Natural gas is a clean, affordable fuel used in food service and restaurant kitchens across the nation. It has a long track record for safety, too, and most facility managers understand how to appropriately use gas-fueled equipment. However, you may not be aware of safety standards in place for how equipment should be connected to the gas supply, especially if your kitchen contains older equipment or hasn't been renovated in a while. Below are some guidelines for flexible gas connections that can make your kitchen compliant with codes, and most importantly, safer for everyone including employees and patrons:
Don't be hard on your gas connections
Not too long ago, gas connections used hard steel or copper pipes to supply equipment. While those connections are sturdy in most respects, they possess a serious flaw that makes their use inadequate for commercial food service applications: immobility.

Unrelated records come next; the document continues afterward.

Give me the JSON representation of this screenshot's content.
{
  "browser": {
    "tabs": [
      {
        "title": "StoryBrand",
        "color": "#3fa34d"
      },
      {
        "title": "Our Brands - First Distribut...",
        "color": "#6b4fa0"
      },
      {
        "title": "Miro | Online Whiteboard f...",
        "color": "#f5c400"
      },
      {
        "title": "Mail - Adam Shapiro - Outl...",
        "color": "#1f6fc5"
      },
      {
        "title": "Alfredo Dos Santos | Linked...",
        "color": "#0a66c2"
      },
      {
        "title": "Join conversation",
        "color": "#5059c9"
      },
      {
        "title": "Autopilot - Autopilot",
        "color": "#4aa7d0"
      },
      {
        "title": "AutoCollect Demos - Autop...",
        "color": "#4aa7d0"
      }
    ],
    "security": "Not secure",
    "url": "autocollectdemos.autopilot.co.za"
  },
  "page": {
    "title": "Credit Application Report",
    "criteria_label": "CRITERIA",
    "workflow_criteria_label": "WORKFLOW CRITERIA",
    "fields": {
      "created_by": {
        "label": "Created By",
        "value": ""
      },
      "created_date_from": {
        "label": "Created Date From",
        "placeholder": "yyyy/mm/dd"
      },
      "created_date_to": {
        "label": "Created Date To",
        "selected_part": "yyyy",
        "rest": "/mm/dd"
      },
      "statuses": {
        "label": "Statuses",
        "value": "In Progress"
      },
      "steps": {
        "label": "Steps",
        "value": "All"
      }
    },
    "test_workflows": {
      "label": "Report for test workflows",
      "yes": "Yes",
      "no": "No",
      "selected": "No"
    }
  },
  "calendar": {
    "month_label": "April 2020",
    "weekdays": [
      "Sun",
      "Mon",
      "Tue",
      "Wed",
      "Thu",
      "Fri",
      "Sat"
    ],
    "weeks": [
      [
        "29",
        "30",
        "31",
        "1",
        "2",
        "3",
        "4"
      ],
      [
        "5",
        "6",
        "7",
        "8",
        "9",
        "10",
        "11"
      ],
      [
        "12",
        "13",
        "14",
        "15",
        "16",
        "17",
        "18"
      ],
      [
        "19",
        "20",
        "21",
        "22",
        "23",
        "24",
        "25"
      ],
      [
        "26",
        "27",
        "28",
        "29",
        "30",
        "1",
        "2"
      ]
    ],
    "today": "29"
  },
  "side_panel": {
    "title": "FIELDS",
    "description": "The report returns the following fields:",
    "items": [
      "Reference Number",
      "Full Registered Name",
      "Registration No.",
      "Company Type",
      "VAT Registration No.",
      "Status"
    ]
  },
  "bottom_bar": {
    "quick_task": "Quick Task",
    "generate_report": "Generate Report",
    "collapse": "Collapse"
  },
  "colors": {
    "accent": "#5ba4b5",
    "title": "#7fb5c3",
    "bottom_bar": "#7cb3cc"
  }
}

Hard-piped gas connections confine equipment to a fixed location and prevent it from being easily moved to another place. This lack of mobility means you will be unable to adequately clean behind ovens, grills and other equipment; grease can accumulate over time behind the equipment, and this poses a serious fire hazard. In addition, from a food safety standpoint, the accumulation of food particles and other edible materials leads to potential pest problems and other concerns about food-borne illness.
While there are alternatives for cleaning behind immobile fixtures, the reality is that busy staff won't always have the time or inclination to clean in confined locations, especially when those locations are difficult to access and filthy.
As an alternative to hard pipe, flexible hoses are now the established standard for use in making natural gas connections with kitchen equipment. In fact, several standards, including NSF, ANSI and CSA, mandate the use of flexible hoses that permit equipment to be readily moved around for cleaning purposes. Below are a few important considerations to keep in mind when purchasing or installing new flexible hoses:
- Be sure each hose contains a shut-off valve – each hose and appliance should contain a shut-off valve in addition to a main master valve. Valves should be mounted at the wall supply pipe so gas flow can be shut down immediately should an accidental separation occur.
- Hoses must be durable and resistant to heat and motion – any flexible hoses selected should withstand frequent movement and high temperatures. In addition, hoses chosen must be manufactured specifically for commercial use; hoses designed for use in homes are designed for stationary use only and will eventually fail after repeated movement of equipment.
- Obtain gas hoses with anti-bacterial coatings - the growth of harmful microorganisms is a concern within a food service environment, and hoses should be coated with persistent anti-microbial materials.
Maintain a proper amount of restraint
Since flexibly-connected equipment isn't attached to the floor and wall, it is must be properly restrained in some manner to prevent accidents. A poorly-restrained fryer, for example, could be suddenly jolted and splash hot oil. Below are some means of keeping equipment restrained so it complies with codes and provides an adequate amount of protection for users and facility occupants:
- Install restraining cables – these are "leashes", often coiled to prevent tangling, that join equipment to the wall. These cables prevent equipment from being extended beyond a safe limit that might otherwise permit gas hoses to be ripped free from their connections. Restraining cables should be kept attached at all times and only removed during cleaning.
- Use caster stops and brackets – since most movable equipment is wheeled via casters, it should be held in-place by the use of floor-mounted caster stops. These fixtures "trap" the wheels and hold them firmly to prevent accidental movement. Be sure you use correctly-sized caster stops and in the proper quantity as required.